Damien D’Amours and his team study the mechanisms that regulate cell division and genome stability in eukaryotes. In particular, his research aims to shed light on how cells divide their genome during proliferation and how they repair their chromosomes in the presence of DNA damage. The aim of his research is to foster the development of drugs that limit the ability of cancer cells to multiply uncontrollably during tumor formation. To achieve this aim, a team of dedicated graduate students and post-doctoral fellows in Dr.
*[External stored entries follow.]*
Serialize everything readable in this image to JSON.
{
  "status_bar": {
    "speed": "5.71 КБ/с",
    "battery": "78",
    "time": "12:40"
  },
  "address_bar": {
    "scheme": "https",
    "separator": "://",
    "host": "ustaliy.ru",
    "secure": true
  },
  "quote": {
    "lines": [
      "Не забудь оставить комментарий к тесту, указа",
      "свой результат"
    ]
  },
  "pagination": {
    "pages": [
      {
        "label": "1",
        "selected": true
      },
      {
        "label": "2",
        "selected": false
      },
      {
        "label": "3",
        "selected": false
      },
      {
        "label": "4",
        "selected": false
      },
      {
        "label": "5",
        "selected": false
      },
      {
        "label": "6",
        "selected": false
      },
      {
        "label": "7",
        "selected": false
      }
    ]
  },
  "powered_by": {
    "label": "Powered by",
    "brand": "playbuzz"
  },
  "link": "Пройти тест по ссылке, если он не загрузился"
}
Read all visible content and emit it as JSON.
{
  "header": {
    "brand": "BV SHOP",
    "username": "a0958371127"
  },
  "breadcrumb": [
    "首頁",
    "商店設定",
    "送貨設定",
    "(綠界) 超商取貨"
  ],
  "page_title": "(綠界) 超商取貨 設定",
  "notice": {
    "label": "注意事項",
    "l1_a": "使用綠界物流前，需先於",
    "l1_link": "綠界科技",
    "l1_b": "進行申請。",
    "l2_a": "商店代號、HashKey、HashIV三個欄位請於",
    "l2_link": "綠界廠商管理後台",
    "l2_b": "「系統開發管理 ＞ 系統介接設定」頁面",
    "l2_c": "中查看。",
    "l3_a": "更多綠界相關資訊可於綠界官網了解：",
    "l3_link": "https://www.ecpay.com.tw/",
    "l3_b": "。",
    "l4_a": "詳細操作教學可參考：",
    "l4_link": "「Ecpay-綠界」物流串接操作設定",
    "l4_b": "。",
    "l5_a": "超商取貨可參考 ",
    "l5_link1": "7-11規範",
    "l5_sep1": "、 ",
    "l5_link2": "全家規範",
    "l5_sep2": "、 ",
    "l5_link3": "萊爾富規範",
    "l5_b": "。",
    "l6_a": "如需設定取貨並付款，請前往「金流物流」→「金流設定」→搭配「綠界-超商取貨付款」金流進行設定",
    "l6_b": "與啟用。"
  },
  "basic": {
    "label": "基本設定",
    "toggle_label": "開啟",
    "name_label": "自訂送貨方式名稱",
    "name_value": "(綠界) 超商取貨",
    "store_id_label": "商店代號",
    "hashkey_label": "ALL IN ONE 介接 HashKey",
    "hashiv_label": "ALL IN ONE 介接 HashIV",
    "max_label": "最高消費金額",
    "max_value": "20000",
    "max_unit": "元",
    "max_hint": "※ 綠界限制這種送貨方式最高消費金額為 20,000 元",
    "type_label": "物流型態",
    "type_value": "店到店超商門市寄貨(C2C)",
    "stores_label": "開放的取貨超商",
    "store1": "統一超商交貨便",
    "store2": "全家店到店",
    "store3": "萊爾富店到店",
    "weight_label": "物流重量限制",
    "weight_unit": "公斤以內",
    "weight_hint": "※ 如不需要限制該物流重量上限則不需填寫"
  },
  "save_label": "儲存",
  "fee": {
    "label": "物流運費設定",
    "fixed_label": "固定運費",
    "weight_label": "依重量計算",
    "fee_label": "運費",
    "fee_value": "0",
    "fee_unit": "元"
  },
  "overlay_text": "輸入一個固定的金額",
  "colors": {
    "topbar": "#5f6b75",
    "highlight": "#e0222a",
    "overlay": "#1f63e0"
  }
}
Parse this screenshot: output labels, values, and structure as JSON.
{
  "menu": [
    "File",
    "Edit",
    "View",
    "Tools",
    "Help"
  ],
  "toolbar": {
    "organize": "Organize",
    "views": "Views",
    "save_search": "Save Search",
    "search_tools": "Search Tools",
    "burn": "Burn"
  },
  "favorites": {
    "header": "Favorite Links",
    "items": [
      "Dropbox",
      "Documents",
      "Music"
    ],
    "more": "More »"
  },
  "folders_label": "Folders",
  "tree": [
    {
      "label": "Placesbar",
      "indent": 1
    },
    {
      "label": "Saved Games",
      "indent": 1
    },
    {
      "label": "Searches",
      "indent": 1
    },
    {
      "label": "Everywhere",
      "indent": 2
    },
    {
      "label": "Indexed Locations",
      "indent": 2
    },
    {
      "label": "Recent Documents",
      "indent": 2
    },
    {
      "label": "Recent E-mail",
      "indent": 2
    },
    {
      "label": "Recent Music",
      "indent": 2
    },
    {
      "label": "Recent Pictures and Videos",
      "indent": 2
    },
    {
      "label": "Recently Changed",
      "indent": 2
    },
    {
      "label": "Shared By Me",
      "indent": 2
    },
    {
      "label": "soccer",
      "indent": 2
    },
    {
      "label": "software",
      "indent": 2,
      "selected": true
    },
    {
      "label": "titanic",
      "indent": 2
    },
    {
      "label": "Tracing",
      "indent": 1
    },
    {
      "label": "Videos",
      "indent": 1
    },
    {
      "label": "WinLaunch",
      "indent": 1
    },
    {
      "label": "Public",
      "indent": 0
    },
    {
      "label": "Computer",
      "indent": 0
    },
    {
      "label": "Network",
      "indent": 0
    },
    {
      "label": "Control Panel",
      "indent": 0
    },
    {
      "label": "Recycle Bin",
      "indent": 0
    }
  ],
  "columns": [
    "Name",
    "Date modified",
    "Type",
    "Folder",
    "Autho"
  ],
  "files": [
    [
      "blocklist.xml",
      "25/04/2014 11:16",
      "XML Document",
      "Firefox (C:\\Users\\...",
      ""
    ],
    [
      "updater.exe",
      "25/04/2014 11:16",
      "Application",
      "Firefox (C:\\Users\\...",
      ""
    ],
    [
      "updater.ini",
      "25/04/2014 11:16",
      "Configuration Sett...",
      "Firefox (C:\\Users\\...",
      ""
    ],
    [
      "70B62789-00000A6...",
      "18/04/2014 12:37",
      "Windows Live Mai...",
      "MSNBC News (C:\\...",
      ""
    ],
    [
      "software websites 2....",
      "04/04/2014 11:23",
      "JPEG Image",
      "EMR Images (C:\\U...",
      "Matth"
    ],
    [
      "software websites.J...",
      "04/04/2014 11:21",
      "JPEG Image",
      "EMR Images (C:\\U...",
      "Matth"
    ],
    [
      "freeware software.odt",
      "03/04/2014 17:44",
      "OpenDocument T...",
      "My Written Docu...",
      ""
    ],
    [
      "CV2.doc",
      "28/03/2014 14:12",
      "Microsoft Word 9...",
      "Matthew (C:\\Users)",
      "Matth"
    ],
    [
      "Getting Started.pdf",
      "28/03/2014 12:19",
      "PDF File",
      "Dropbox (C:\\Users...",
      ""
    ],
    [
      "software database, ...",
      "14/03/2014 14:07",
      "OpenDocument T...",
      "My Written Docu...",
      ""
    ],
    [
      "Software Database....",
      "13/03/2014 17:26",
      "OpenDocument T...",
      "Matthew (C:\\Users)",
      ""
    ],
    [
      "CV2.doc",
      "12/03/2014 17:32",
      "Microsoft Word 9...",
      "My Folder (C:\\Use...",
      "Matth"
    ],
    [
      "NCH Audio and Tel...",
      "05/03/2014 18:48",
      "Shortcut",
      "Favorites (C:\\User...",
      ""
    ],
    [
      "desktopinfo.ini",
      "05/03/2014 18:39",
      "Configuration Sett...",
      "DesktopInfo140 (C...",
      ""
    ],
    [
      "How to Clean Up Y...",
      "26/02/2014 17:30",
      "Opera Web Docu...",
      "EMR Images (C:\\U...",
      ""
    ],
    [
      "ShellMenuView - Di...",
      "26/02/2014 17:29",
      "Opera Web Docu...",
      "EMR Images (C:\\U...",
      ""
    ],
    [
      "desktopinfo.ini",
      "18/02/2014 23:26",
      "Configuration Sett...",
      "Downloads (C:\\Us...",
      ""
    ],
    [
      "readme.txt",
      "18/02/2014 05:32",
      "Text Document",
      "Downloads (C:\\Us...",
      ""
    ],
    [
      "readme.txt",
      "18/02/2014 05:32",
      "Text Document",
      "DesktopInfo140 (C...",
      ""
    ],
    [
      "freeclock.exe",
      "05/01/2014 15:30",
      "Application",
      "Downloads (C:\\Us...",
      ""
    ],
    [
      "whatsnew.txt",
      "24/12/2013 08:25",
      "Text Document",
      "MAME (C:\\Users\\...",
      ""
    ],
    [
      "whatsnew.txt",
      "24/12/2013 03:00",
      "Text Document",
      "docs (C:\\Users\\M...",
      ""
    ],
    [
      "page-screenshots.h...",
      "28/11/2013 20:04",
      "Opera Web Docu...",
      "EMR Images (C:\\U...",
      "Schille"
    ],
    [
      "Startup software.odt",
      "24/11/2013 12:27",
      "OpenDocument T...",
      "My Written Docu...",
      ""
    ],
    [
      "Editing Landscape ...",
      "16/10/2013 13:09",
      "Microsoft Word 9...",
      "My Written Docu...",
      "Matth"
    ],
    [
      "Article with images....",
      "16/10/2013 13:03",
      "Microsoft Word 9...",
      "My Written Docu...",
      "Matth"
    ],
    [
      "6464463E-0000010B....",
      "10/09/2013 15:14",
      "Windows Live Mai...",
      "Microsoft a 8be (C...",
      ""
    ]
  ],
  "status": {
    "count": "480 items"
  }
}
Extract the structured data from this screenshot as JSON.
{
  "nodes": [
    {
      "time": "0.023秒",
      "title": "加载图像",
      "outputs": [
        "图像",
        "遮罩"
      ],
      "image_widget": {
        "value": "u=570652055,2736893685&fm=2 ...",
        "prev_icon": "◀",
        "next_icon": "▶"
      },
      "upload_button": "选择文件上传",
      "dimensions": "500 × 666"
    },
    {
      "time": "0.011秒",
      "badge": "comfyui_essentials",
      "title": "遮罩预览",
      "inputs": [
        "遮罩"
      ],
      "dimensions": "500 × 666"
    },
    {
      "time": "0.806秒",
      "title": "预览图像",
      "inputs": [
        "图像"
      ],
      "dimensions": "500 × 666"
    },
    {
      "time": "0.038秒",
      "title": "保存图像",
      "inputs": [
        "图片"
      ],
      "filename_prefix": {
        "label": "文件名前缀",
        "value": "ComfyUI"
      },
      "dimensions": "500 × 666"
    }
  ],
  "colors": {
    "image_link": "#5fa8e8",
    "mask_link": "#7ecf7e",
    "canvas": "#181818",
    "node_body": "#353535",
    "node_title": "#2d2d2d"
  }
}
D’Amours’ laboratory are using a multidisciplinary approach together with cutting edge techniques and national/international collaborations to reveal core mechanisms that drive the cell cycle in normal and pathological conditions.

Current projects:

1. Role of polo kinases in checkpoint adaptation after DNA damage
2. Proteome-wide mass spectrometry analysis of phosphorylation dynamics during the cell cycle
3. The LICS syndrome: Roles of the Smc5-6 complex in DNA repair and genome integrity
4. Regulation of chromosome morphogenesis during cell division

Experimental approaches:

Genetics, live cell microscopy, cell cycle analyses, chromatin imaging, proteomics, characterization of post-translational modifications, protein purification, biophysics, systems biology, model organisms, yeast.

Selected publications:

• Serrano D, D’Amours D. Checkpoint adaptation: Keeping Cdc5 in the T-loop. Cell Cycle. 2016; 15: 3339-3340.
• Ratsima, H, Serrano, D, Pascariu, M, D’Amours D. Centrosome-dependent bypass of the DNA damage checkpoint by the Polo kinase Cdc5. Cell Reports 2016; 14: 1422-1434.
• Robellet X, Thattikota Y, Wang F, Wee TL, Pascariu M, Shankar S, Bonneil É, Brown CM, D’Amours D. A high-sensitivity phospho-switch triggered by Cdk1 governs chromosome morphogenesis during cell division. Genes & Development 2015; 29: 426-439.
• Roy M-A, Dhanaraman T, D’Amours, D. The Smc5-Smc6 heterodimer associates with DNA through several independent binding domains. Scientific Reports 2015; 5: 9797.
• Walters AD, May CK, Dauster ES, Cinquin BP, Smith EA, Robellet X, D’Amours D, Larabell CA, Cohen-Fix O. The yeast polo kinase Cdc5 regulates the shape of the mitotic nucleus. Current Biology 2014; 24: 2861-2867.
• Ratsima H, Ladouceur A-M, Pascariu M, Sauvé V, Salloum Z, Maddox PS, D’Amours D. Independent modulation of the kinase and polo-box activities of Cdc5 protein unravels unique roles in the maintenance of genome stability. Proceedings of the National Academy of Sciences USA 2011; 108: E914-E923.à
• St-Pierre J, Douziech M, Bazile F, Pascariu M, Bonneil E, Sauvé V, Ratsima H, D’Amours D. Polo kinase regulates mitotic chromosome condensation by hyperactivation of condensin DNA supercoiling activity. Molecular Cell 2009; 34: 416-426.
• D'Amours D, Stegmeier F, Amon A. Cdc14 and condensin control the dissolution of cohesin-independent chromosome linkages at repeated DNA. Cell 2004; 117: 455-469.
• Goldberg M, Stucki M, Falck J, D'Amours D, Rahman D, Pappin D, Bartek J, Jackson SP. MDC1 is required for the intra-S-phase DNA damage checkpoint. Nature 2003; 421: 952 –956.
• D'Amours D, Jackson SP. The Mre11 complex: At the crossroads of DNA repair and checkpoint signalling. Nature Reviews in Molecular Cell Biology 2002; 3: 317-327.